I know the people without triggers don’t exactly understand. I know this, because the most aware, most well-intentioned, most loving people in my life still require multiple reminders to steer around the land-mines embedded in my skin and in my psyche. They seriously don’t want to hurt me, want to do the opposite of hurt me, but because they lack my vigilance, my daily lived experience, they can’t help but tread on my toes sometimes. (Ouch, foot metaphor hurts for multiple reasons.)

The difference between this PTSD thing, and suffering caused by oppression, is the locus of responsibility. People close to me and who know about my ish ought to be considerate, but healing is pretty much on me.

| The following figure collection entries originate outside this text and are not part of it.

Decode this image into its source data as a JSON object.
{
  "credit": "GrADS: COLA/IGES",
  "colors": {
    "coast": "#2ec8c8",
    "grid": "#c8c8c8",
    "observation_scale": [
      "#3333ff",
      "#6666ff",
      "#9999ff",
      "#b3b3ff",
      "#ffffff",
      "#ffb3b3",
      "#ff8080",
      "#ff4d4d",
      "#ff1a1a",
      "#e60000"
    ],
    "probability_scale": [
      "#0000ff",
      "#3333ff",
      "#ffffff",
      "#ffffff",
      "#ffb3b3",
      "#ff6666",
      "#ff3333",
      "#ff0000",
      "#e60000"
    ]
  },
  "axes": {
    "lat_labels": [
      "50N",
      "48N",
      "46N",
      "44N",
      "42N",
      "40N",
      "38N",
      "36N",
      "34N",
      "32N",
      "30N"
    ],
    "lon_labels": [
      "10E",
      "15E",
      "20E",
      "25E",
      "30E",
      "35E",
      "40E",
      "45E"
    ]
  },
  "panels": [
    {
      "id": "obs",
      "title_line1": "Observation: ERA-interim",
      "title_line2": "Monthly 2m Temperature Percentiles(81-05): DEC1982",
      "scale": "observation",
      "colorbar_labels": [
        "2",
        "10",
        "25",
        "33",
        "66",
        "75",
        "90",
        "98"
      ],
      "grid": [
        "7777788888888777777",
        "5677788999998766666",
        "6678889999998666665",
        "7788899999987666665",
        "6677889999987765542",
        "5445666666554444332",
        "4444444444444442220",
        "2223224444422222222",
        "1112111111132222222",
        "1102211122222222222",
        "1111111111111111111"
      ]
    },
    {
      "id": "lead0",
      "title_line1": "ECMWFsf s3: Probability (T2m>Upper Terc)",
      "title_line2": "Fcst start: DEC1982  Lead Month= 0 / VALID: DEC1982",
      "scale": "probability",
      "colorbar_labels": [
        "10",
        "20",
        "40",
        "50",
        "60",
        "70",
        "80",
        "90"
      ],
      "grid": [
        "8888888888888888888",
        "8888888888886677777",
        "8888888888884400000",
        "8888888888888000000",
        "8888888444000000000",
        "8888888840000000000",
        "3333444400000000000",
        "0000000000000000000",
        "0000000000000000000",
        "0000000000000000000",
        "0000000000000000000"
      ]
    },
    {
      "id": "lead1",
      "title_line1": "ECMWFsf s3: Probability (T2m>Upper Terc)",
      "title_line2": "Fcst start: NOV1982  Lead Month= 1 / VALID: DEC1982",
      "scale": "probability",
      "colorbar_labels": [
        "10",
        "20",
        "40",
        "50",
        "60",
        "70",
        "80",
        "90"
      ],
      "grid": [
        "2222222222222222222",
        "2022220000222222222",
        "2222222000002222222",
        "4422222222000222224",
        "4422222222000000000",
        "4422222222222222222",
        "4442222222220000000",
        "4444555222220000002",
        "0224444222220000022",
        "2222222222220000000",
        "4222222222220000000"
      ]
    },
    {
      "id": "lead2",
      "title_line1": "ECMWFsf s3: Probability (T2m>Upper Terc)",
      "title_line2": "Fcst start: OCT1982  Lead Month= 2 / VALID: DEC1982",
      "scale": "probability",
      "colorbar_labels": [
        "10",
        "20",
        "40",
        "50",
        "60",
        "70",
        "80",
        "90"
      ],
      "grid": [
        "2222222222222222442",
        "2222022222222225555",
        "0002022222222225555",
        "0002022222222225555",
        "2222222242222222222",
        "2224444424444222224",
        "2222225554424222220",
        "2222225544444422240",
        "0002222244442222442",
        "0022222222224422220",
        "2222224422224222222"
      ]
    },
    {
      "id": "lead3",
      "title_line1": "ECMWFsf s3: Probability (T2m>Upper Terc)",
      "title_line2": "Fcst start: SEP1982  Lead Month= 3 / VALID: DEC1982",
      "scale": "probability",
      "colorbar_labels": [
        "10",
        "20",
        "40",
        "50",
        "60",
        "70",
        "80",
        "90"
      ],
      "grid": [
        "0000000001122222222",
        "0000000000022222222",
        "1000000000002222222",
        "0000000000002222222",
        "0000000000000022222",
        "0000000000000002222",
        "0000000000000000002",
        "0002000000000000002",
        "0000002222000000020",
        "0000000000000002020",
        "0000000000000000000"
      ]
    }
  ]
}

This is my own private monster. The onus of easing the pain of and eradicating oppression, however, belongs to everyone.

Besides that, though, the requests for support I make of intimate friends (for my PTSD) and those with privilege are very similar. 1. If you don’t understand, stop and listen and be receptive to my perspective / the perspective of the oppressed. 2. If you mess up, be willing to try better in the future. 3. Be mindful of the difficulty faced, and how its systematic nature means it can affect every aspect of (my) life. 4. Do not feel guilty per se, but do feel like you have the responsibility to be respectful. 5. Do your own research. Answering questions can sometimes be fatiguing for me / the oppressed, and I  / we don’t know everything.

At the end of the day, if you knew something seemingly-small that you keep doing really hurt someone, would you still want to do it?